Avec Marjane Satrapi, la scène culturelle internationale et française perd l’une des artistes et conteuses les plus importantes de notre époque. L’auteure, dessinatrice et réalisatrice franco-iranienne est décédée le 4 juin 2026 à Paris à l’âge de 56 ans. Sa mort a suscité une profonde émotion bien au-delà des frontières françaises.
La déclaration de son entourage est particulièrement touchante. Satrapi serait, selon leurs mots, « morte de tristesse ». Une formulation inhabituelle qui en dit pourtant long sur les derniers mois de sa vie. Amis et compagnons de route racontent qu’elle n’a jamais surmonté la mort de son mari Mattias Ripa. Le producteur et scénariste suédois est décédé au printemps 2025. Ils avaient partagé leur vie pendant plus de trois décennies. Après cette perte, Satrapi s’est progressivement retirée et a apparemment perdu cette force qui l’avait caractérisée toute sa vie.

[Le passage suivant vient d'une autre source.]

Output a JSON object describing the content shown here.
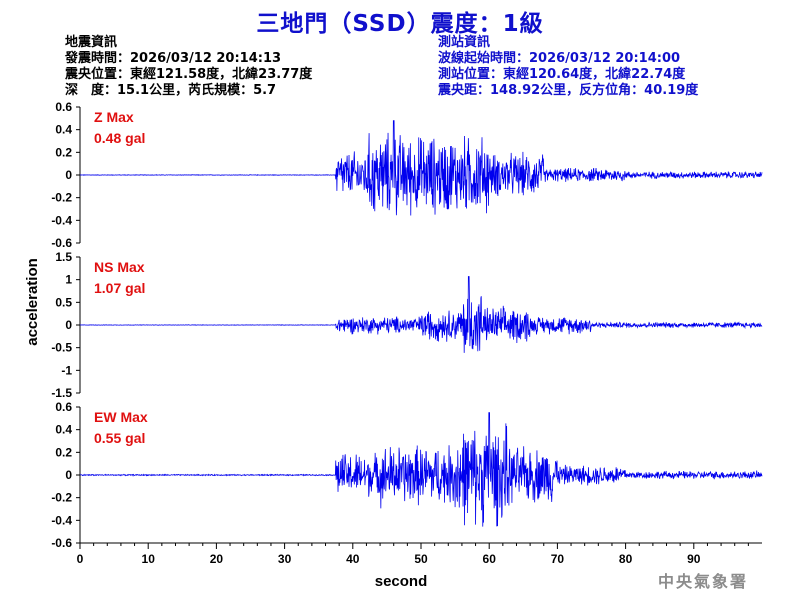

Marjane Satrapi est née en 1969 à Rasht, dans le nord de l’Iran. Élevée à Téhéran, elle a vécu enfant la révolution islamique de 1979 ainsi que les années de la guerre Iran-Irak. Ces expériences marquantes ont laissé de profondes traces et sont devenues plus tard le socle de sa création artistique.
Adolescente, elle a quitté son pays d’origine et s’est d’abord installée en Autriche. L’expérience de l’étranger, le mal du pays et la quête d’une identité propre l’ont accompagnée par la suite. En 1994, elle s’est établie de façon permanente en France. Là, elle a trouvé non seulement une nouvelle patrie, mais aussi la liberté créative pour raconter son histoire.
Marjane Satrapi est devenue mondialement connue grâce à sa bande dessinée autobiographique Persepolis. L’œuvre est parue au début des années 2000 et est rapidement devenue un best-seller international. Par des dessins en noir et blanc très précis, elle y dépeint son enfance en Iran, les bouleversements politiques de son pays et son chemin vers l’exil. Des millions de lecteurs ont ainsi eu un aperçu rare et personnel d’une société souvent perçue en Occident uniquement à travers les gros titres politiques.
Le succès de Persepolis ne s’est pas limité aux pages du livre. L’adaptation cinématographique de 2007, co-réalisée par Satrapi elle-même, a enthousiasmé autant le public que les critiques. Le film a été célébré au Festival de Cannes et a reçu une nomination aux Oscars. Elle a ainsi accompli quelque chose d’exceptionnel : transformer une histoire très personnelle en un récit universel sur la liberté, l’identité et le courage.
Cependant, Marjane Satrapi était bien plus qu’une artiste reconnue. Elle a élevé sa voix à maintes reprises contre l’oppression et la censure. Elle a soutenu avec un engagement particulier le mouvement de protestation iranien « Femme, Vie, Liberté », qui a attiré l’attention mondiale après la mort de Mahsa Amini. Pour de nombreux Iraniens, en Iran comme à l’étranger, elle incarnait l’espoir, la résistance et la conviction que l’art peut impulser des changements sociaux.
Son œuvre demeure.
Ses dessins, films et textes parlent de perte, de nostalgie, de liberté et d’humanité. Ils bâtissent des ponts entre les cultures et rappellent qu’il y a toujours des destins individuels derrière les conflits politiques.
Avec Marjane Satrapi, le monde perd une conteuse exceptionnelle. Sa voix s’est tue, mais ses histoires continueront de vivre longtemps.